October 22, 2022 – Invictus Athlete Program

Primary Training Session
Get Moving || Warm-Up
Two sets of:
60 Second Monster Walk
20 Banded Hip Bridges
10 Medball Hamstring Curls

Followed by…

For time:
10/7 Calorie Assault Bike
10 American Kettlebell Swings (53/35)
10/7 Calorie Assault Bike
10 Goblet Squats (53/35)
10/7 Calorie Assault Bike
50 Foot Burpee Broad Jump

A.
Three sets of:
Deadlift x 12 reps
Rest as needed

Start your first set around 50%and build. Deadstop between every rep then get tight and lift the bar as fast as possible every time while keeping proper technique.

B.
Accumulate 30 Ring Muscle Ups in as few sets as possible.

TIME CAP = 7 MINUTES

If you don’t have ring muscle-ups or are concerned about the volume then please spend 7-10 minutes rotating through the following drills:
Low Ring Turnovers
Jumping Ring Muscle Ups
Dip Support Holds
Ring Swings
Pop Swings

C.
Every 8 minutes, for 24 minutes (3 sets of):
400 Meter Run
10 Dumbbell Burpee Box Step Overs (50/35 to 24/20″)
25 Chest to Bar Pull-Ups
400 Meter Run

Athlete Notes:
The return of the sh*t sandwich! We’re going to be hitting a lot of this interval style work on Saturday’s because it’s a great way to round out the week, build some capacity, and increase volume knowing that the following day is going to be a rest day.

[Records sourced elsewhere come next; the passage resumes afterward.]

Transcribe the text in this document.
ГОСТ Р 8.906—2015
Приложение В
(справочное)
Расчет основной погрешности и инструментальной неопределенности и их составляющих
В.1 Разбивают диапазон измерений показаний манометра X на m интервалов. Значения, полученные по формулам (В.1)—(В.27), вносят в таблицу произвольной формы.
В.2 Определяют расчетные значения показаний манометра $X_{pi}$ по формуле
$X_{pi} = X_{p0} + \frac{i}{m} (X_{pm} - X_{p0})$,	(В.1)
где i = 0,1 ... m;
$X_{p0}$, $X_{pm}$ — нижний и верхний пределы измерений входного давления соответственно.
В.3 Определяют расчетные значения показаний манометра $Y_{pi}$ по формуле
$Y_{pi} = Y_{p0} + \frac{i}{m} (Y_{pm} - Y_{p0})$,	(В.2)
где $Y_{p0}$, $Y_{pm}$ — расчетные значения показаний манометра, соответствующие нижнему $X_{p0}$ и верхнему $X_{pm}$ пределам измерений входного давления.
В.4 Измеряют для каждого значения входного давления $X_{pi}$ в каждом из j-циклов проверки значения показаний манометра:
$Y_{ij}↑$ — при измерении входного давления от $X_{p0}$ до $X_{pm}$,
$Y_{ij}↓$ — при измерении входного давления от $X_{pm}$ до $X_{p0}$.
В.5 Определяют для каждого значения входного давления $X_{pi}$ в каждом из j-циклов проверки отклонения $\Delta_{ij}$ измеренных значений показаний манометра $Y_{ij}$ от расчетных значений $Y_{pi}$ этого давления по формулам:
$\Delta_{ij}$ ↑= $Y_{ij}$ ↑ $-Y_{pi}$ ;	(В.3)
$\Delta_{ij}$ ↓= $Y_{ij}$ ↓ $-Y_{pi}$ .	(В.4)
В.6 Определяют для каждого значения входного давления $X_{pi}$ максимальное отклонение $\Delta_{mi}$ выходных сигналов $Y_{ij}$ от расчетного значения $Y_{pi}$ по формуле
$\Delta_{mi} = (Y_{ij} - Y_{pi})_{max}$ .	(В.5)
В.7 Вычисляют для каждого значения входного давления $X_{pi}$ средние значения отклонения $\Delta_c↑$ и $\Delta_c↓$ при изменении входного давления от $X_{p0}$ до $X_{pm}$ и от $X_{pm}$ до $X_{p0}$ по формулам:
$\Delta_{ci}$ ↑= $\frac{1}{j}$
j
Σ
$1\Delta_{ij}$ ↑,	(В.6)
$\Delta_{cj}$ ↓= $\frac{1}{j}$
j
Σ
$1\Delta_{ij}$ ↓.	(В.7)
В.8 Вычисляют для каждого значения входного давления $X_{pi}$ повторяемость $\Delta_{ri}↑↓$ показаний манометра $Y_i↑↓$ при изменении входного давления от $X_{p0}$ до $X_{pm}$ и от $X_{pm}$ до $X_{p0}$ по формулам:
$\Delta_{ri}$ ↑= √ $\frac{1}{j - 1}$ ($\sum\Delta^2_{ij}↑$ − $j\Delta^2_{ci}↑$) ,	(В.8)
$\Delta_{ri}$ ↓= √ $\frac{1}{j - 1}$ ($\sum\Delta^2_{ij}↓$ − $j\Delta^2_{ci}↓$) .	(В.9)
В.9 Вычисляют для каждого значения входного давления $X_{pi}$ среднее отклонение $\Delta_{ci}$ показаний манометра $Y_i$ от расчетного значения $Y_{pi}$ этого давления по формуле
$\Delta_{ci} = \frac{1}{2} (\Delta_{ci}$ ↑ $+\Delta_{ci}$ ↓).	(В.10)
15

Expect these workouts to be very challenging, but doable! Your goal in today’s session is to have at least 2 minutes of rest each time. That means the 400-meter runs should take approximately 3:30-4:00 cumulative, the dumbbell burpee box step overs should take around a minute or so, and the chest to bar you’ll need to complete in 1-2 sets. Work fast, rest faster, and push the pace knowing that it’s only three intervals!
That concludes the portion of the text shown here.